Years later, son still upset about damage to father's grave
CHARLESTON, W.Va. -- James Olbert is still upset about the damage done to his father's grave by a bulldozer that plowed through Crystal Block Cemetery in 2004.
The cemetery is near Sarah Ann, a historic coal town that was home to many black miners near the Logan-Mingo County border.
In 2004 a bulldozer owned by General Pipeline Construction was building a road in southern Logan County to haul pipelines to a natural gas drilling site for Equitable Production Co., now the EQT Corp. The bulldozer drove right through the cemetery. It dislodged Daniel Olbert's headstone, so his final resting place is no longer known.
James Olbert lives in Holden today and was raised on Crystal Block Hollow. He was the first one who saw the damage to the cemetery.
"I discovered what happened. In 2004, we had a family reunion. I rented a bus. We went up there and saw what happened. It was very, very upsetting," Olbert said. "Regardless of who was buried there -- whether they were black or white -- something like this should never have happened. It is very disturbing. It caused a lot of grief."
Last October, a Logan County jury ruled General Pipeline and EQT must pay $900,000 in damages to Olbert and 13 other people who filed a lawsuit in 2006. The damages include $700,000 in compensatory damages and $200,000 in punitive damages.
The jury also required the companies to pay $14,000 to help restore the cemetery.
"My dad was buried there," Olbert said. "He worked in the mines. He told me, 'If there is any way possible, stay out of the mines.'"

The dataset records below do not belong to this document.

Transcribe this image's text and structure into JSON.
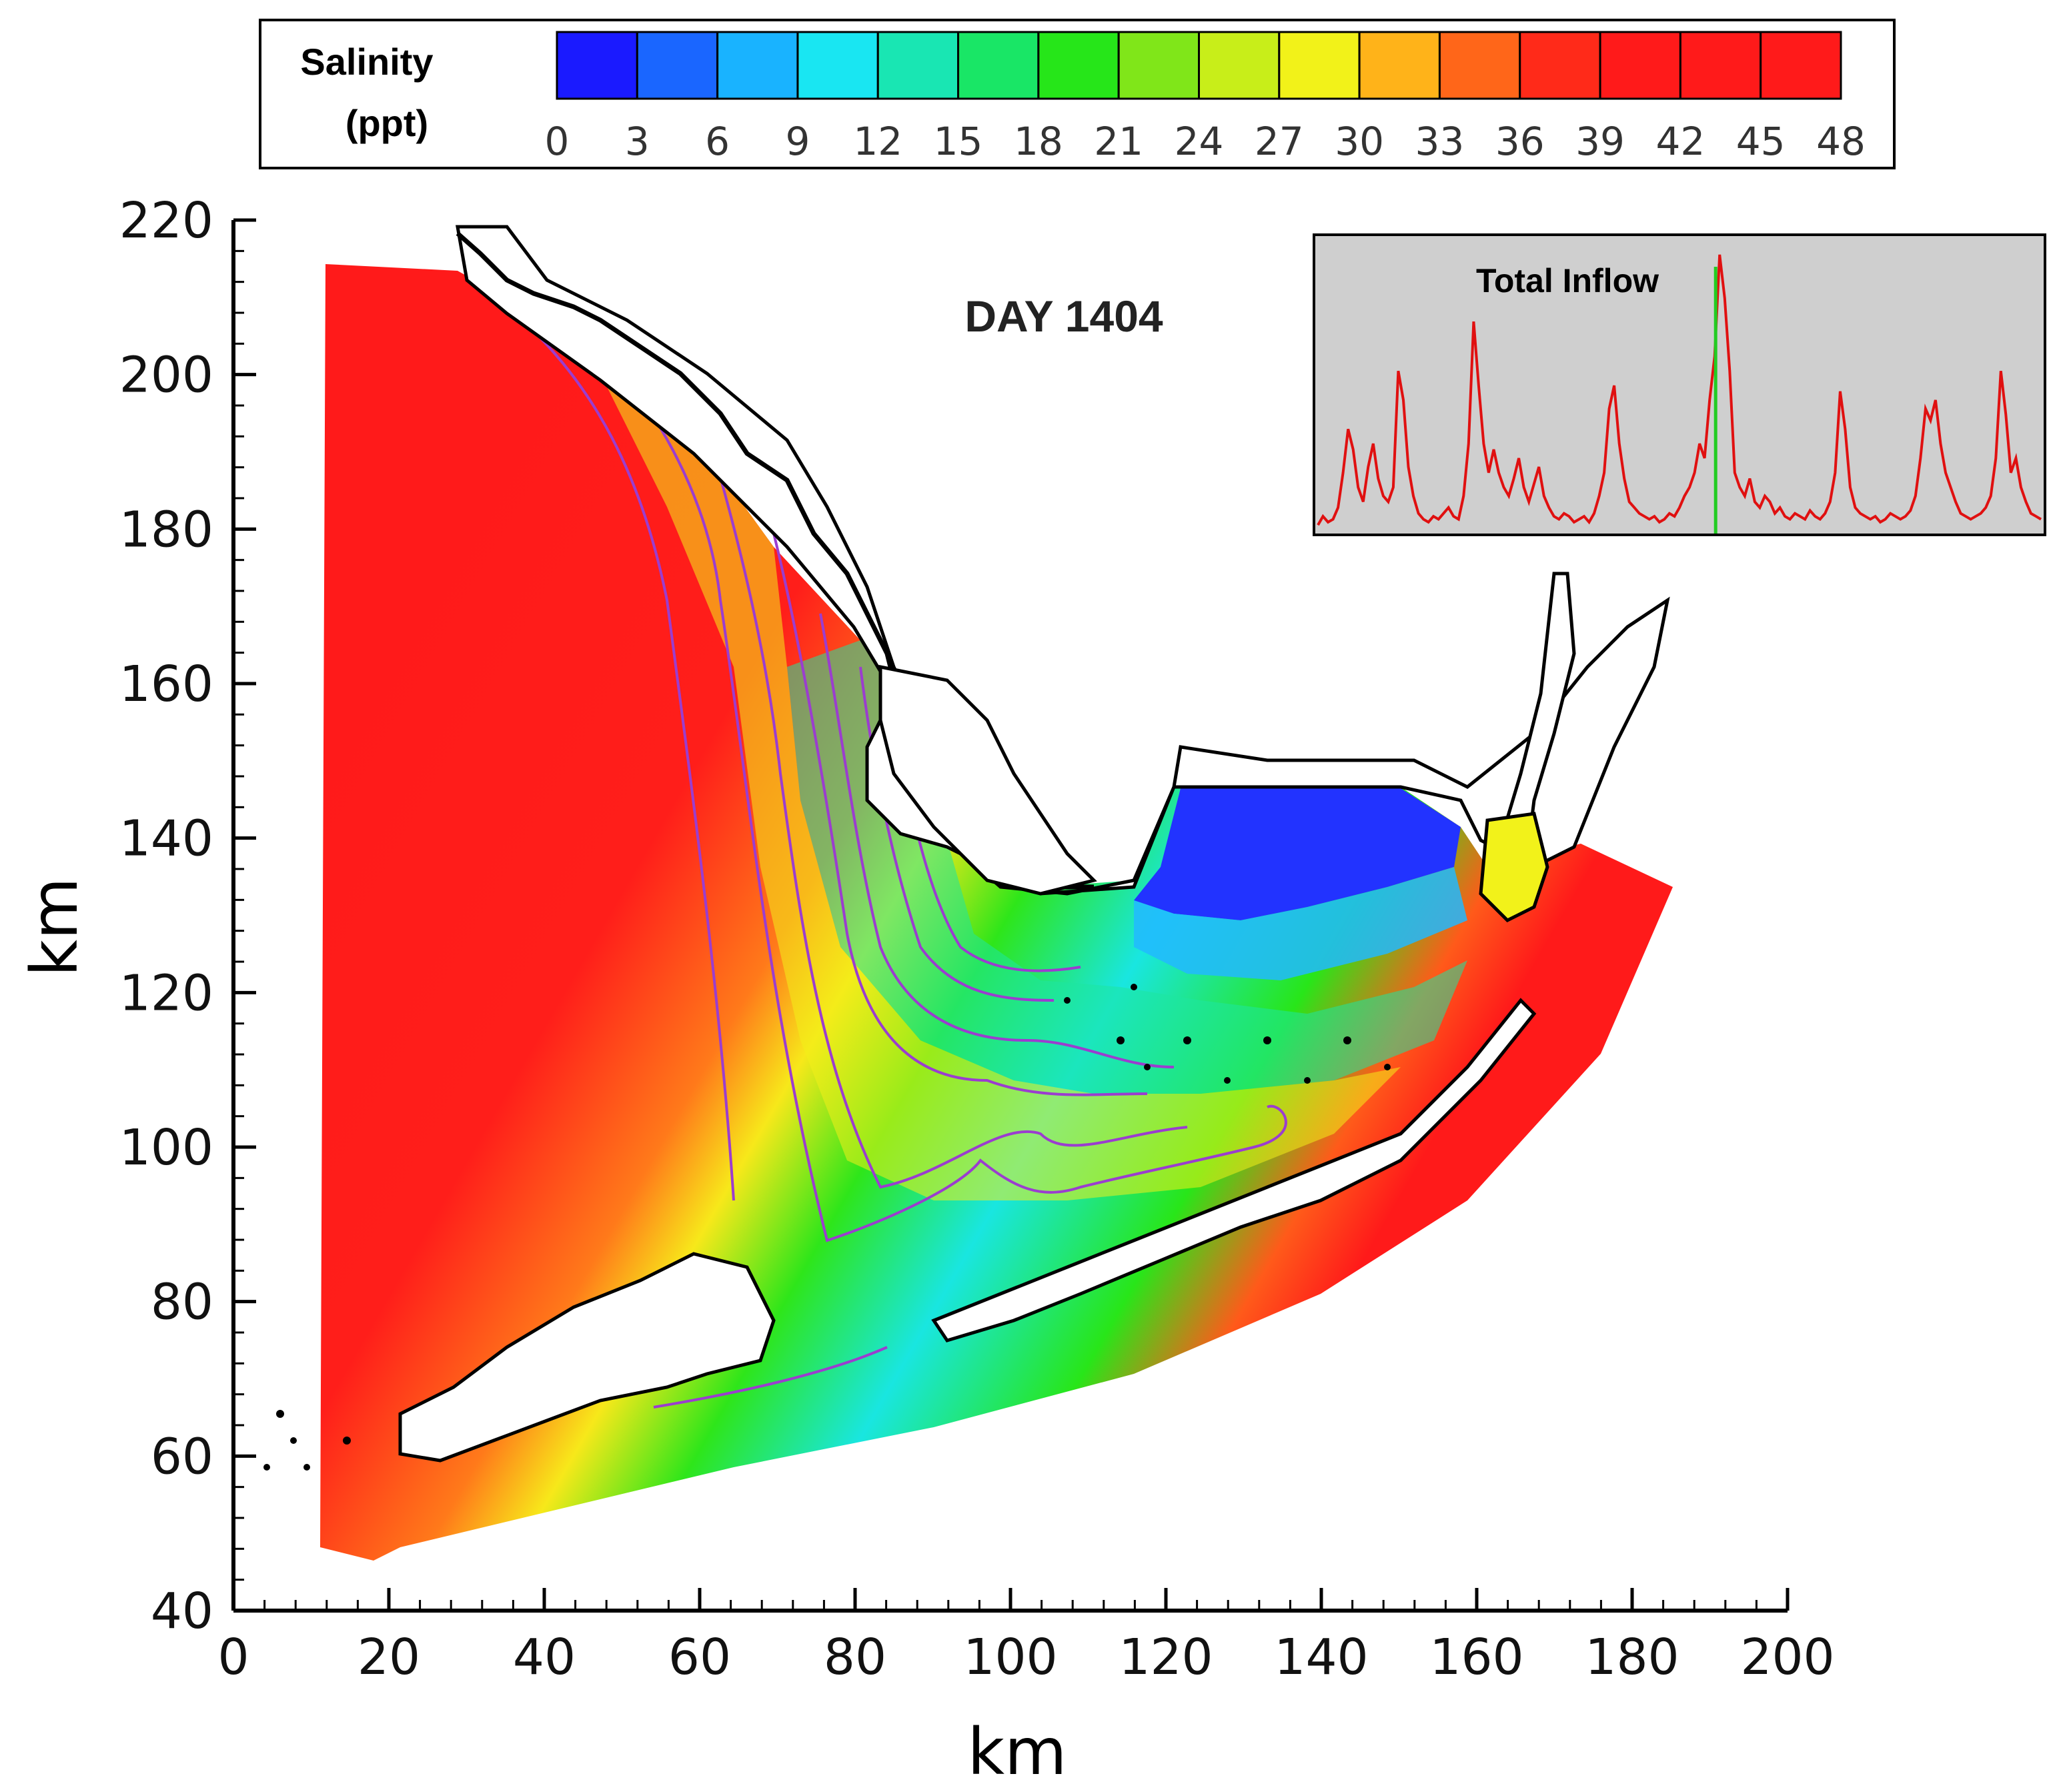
{
  "colorbar": {
    "title_line1": "Salinity",
    "title_line2": "(ppt)",
    "ticks": [
      "0",
      "3",
      "6",
      "9",
      "12",
      "15",
      "18",
      "21",
      "24",
      "27",
      "30",
      "33",
      "36",
      "39",
      "42",
      "45",
      "48"
    ],
    "colors": [
      "#1a1aff",
      "#1a66ff",
      "#19b3ff",
      "#19e6f2",
      "#19e6b3",
      "#19e666",
      "#26e619",
      "#80e619",
      "#c8ee19",
      "#f2f219",
      "#ffb319",
      "#ff6619",
      "#ff2a19",
      "#ff1a1a",
      "#ff1a1a",
      "#ff1a1a"
    ]
  },
  "map": {
    "day_label": "DAY 1404",
    "xlabel": "km",
    "ylabel": "km",
    "xlim": [
      0,
      200
    ],
    "ylim": [
      40,
      220
    ],
    "x_ticks": [
      "0",
      "20",
      "40",
      "60",
      "80",
      "100",
      "120",
      "140",
      "160",
      "180",
      "200"
    ],
    "y_ticks": [
      "40",
      "60",
      "80",
      "100",
      "120",
      "140",
      "160",
      "180",
      "200",
      "220"
    ],
    "land_color": "#ffffff",
    "coast_color": "#000000",
    "contour_color": "#9b3dcf"
  },
  "inset": {
    "title": "Total Inflow",
    "background": "#cfcfcf",
    "line_color": "#e01010",
    "marker_color": "#22cc22",
    "marker_position": 0.55,
    "series": [
      0.02,
      0.05,
      0.03,
      0.04,
      0.08,
      0.2,
      0.35,
      0.28,
      0.15,
      0.1,
      0.22,
      0.3,
      0.18,
      0.12,
      0.1,
      0.15,
      0.55,
      0.45,
      0.22,
      0.12,
      0.06,
      0.04,
      0.03,
      0.05,
      0.04,
      0.06,
      0.08,
      0.05,
      0.04,
      0.12,
      0.3,
      0.72,
      0.5,
      0.3,
      0.2,
      0.28,
      0.2,
      0.15,
      0.12,
      0.18,
      0.25,
      0.15,
      0.1,
      0.16,
      0.22,
      0.12,
      0.08,
      0.05,
      0.04,
      0.06,
      0.05,
      0.03,
      0.04,
      0.05,
      0.03,
      0.06,
      0.12,
      0.2,
      0.42,
      0.5,
      0.3,
      0.18,
      0.1,
      0.08,
      0.06,
      0.05,
      0.04,
      0.05,
      0.03,
      0.04,
      0.06,
      0.05,
      0.08,
      0.12,
      0.15,
      0.2,
      0.3,
      0.25,
      0.45,
      0.6,
      0.95,
      0.8,
      0.55,
      0.2,
      0.15,
      0.12,
      0.18,
      0.1,
      0.08,
      0.12,
      0.1,
      0.06,
      0.08,
      0.05,
      0.04,
      0.06,
      0.05,
      0.04,
      0.07,
      0.05,
      0.04,
      0.06,
      0.1,
      0.2,
      0.48,
      0.35,
      0.15,
      0.08,
      0.06,
      0.05,
      0.04,
      0.05,
      0.03,
      0.04,
      0.06,
      0.05,
      0.04,
      0.05,
      0.07,
      0.12,
      0.25,
      0.42,
      0.38,
      0.45,
      0.3,
      0.2,
      0.15,
      0.1,
      0.06,
      0.05,
      0.04,
      0.05,
      0.06,
      0.08,
      0.12,
      0.25,
      0.55,
      0.4,
      0.2,
      0.25,
      0.15,
      0.1,
      0.06,
      0.05,
      0.04
    ]
  }
}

Olbert followed his father's advice. He drove school buses in Ohio for many years before he returned to West Virginia and worked as a custodian for the Logan County Board of Education.
"My father's headstone wasn't destroyed, but it was moved. So we really don't know where he is located right now," Olbert said.

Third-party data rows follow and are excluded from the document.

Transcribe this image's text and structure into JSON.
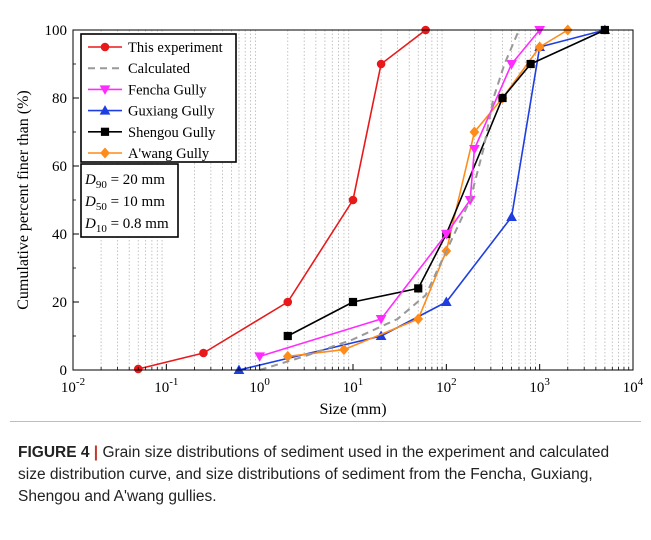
{
  "chart_data": {
    "type": "line",
    "x_scale": "log",
    "xlim": [
      0.01,
      10000
    ],
    "ylim": [
      0,
      100
    ],
    "xlabel": "Size (mm)",
    "ylabel": "Cumulative percent finer than (%)",
    "x_ticks": [
      {
        "value": 0.01,
        "base": "10",
        "exp": "-2"
      },
      {
        "value": 0.1,
        "base": "10",
        "exp": "-1"
      },
      {
        "value": 1,
        "base": "10",
        "exp": "0"
      },
      {
        "value": 10,
        "base": "10",
        "exp": "1"
      },
      {
        "value": 100,
        "base": "10",
        "exp": "2"
      },
      {
        "value": 1000,
        "base": "10",
        "exp": "3"
      },
      {
        "value": 10000,
        "base": "10",
        "exp": "4"
      }
    ],
    "y_ticks": [
      "0",
      "20",
      "40",
      "60",
      "80",
      "100"
    ],
    "grid": "vertical dotted minor",
    "legend_position": "top-left",
    "series": [
      {
        "name": "This experiment",
        "color": "#e8191b",
        "marker": "circle",
        "dashed": false,
        "x": [
          0.05,
          0.25,
          2,
          10,
          20,
          60
        ],
        "y": [
          0.3,
          5,
          20,
          50,
          90,
          100
        ]
      },
      {
        "name": "Calculated",
        "color": "#999999",
        "marker": "none",
        "dashed": true,
        "x": [
          1,
          3,
          10,
          30,
          60,
          100,
          180,
          250,
          320,
          420,
          600
        ],
        "y": [
          0,
          4,
          9,
          15,
          22,
          35,
          50,
          65,
          80,
          90,
          100
        ]
      },
      {
        "name": "Fencha Gully",
        "color": "#ff2bff",
        "marker": "triangle-down",
        "dashed": false,
        "x": [
          1,
          20,
          100,
          180,
          200,
          500,
          1000
        ],
        "y": [
          4,
          15,
          40,
          50,
          65,
          90,
          100
        ]
      },
      {
        "name": "Guxiang Gully",
        "color": "#1f3ee0",
        "marker": "triangle-up",
        "dashed": false,
        "x": [
          0.6,
          20,
          100,
          500,
          1000,
          5000
        ],
        "y": [
          0,
          10,
          20,
          45,
          95,
          100
        ]
      },
      {
        "name": "Shengou Gully",
        "color": "#000000",
        "marker": "square",
        "dashed": false,
        "x": [
          2,
          10,
          50,
          100,
          400,
          800,
          5000
        ],
        "y": [
          10,
          20,
          24,
          40,
          80,
          90,
          100
        ]
      },
      {
        "name": "A'wang Gully",
        "color": "#ff8c1a",
        "marker": "diamond",
        "dashed": false,
        "x": [
          2,
          8,
          50,
          100,
          200,
          400,
          1000,
          2000
        ],
        "y": [
          4,
          6,
          15,
          35,
          70,
          80,
          95,
          100
        ]
      }
    ],
    "annotations": [
      {
        "var": "D",
        "sub": "90",
        "text": " = 20 mm"
      },
      {
        "var": "D",
        "sub": "50",
        "text": " = 10 mm"
      },
      {
        "var": "D",
        "sub": "10",
        "text": " = 0.8 mm"
      }
    ]
  },
  "caption": {
    "lead": "FIGURE 4",
    "separator": "|",
    "text": " Grain size distributions of sediment used in the experiment and calculated size distribution curve, and size distributions of sediment from the Fencha, Guxiang, Shengou and A'wang gullies."
  }
}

"When I was growing up, we were taught not to ever step on a grave, but to walk around it. Then they have the nerve to show so much disrespect with that bulldozer.
"Jerry Newsome, who was a World War II veteran, was also buried up there in Crystal Block Cemetery. His grave was destroyed. You go out and fight for your country and something like this happens. That really disturbed me.

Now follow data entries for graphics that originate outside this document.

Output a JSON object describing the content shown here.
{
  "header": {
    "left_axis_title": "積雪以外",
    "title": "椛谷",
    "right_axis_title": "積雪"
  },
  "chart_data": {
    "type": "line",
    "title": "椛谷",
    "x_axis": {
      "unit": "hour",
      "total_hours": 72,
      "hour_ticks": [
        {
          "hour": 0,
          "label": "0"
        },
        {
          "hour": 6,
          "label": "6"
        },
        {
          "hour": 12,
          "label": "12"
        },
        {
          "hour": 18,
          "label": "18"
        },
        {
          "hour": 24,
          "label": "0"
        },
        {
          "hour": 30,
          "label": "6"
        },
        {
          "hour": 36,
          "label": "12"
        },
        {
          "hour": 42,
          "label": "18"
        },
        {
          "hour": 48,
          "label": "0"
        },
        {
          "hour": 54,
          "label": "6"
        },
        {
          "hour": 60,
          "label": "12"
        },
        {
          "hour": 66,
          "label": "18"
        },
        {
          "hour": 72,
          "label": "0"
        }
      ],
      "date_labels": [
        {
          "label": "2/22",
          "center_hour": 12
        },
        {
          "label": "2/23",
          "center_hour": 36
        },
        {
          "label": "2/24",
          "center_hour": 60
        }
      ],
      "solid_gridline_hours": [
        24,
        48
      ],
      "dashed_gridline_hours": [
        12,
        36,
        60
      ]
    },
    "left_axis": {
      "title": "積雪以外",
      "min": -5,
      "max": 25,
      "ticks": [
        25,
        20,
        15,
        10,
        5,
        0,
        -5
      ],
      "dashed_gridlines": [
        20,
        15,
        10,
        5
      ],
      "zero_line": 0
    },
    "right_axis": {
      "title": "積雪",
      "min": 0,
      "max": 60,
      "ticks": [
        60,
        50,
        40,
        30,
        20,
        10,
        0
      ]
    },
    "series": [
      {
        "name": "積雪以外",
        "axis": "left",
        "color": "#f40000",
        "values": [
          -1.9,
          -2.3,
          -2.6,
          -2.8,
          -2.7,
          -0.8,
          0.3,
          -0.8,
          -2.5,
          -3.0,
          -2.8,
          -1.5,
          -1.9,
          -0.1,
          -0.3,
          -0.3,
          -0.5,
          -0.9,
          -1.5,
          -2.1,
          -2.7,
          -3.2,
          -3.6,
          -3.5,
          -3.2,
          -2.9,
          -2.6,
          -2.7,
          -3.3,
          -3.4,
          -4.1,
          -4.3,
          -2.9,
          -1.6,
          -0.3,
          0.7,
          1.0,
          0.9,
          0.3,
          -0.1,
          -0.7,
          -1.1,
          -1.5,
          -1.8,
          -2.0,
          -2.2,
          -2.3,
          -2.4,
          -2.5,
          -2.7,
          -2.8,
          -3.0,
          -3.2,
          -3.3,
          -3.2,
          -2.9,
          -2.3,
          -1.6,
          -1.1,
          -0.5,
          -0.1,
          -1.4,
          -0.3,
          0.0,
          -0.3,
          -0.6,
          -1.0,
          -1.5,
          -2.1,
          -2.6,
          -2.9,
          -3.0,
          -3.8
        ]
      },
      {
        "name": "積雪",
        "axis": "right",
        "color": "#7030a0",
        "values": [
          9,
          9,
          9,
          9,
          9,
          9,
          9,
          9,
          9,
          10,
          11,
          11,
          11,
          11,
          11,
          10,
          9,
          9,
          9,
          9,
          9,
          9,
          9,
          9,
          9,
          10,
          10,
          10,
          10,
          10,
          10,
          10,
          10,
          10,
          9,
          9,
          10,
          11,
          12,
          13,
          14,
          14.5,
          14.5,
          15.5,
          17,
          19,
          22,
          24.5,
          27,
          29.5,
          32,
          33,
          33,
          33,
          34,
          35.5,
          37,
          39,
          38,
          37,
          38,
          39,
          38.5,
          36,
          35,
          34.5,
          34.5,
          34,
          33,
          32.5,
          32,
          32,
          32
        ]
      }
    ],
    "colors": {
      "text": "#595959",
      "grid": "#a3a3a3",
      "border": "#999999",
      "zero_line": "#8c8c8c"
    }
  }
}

On July 26, former Supreme Court Justice Elliott "Spike" Maynard, serving as a "senior status judge," turned down post-trial motions filed by General Pipeline and EQT to repeal the verdict in the case.
Maynard, who was also the judge during the trial, made his ruling more than nine months after the Logan County jury reached its verdict.
General Pipeline and EQT have not yet filed an appeal to the state Supreme Court, although they have said that they plan to do so.
Daniel Schuda, a Charleston lawyer representing General Pipeline, told the Gazette that the cemetery was unmarked and the damage was accidental.
"There were no signs and no fences to indicate the presence of graves," Schuda said previously. "Prior notice of the existence of the graves is necessary before it is proper, or even fair, to hold somebody responsible for innocently trespassing in that area."
During last fall's jury trial in Logan County, Schuda described the incident as an "innocent and unknowing entry."
Schuda did not return a telephone call on Friday.
How clearly the cemetery was marked is likely to be a major issue in the appeal to the state Supreme Court.
"There were markers all over the cemetery, headstones all over the cemetery," Olbert said. "I don't know of any cemetery in Logan County that has a fence. It was clear to the jury. It was clear to them that the bulldozer desecrated a cemetery."
Olbert believes the $14,000 the jury awarded to repair the cemetery is not enough.
"There is no way they can do that. At least a third of the cemetery has been hauled away. Graves are missing. Some of the headstones are missing," Olbert said. "There has been nothing done to reconstruct it. We are waiting for the finalization of the lawsuit."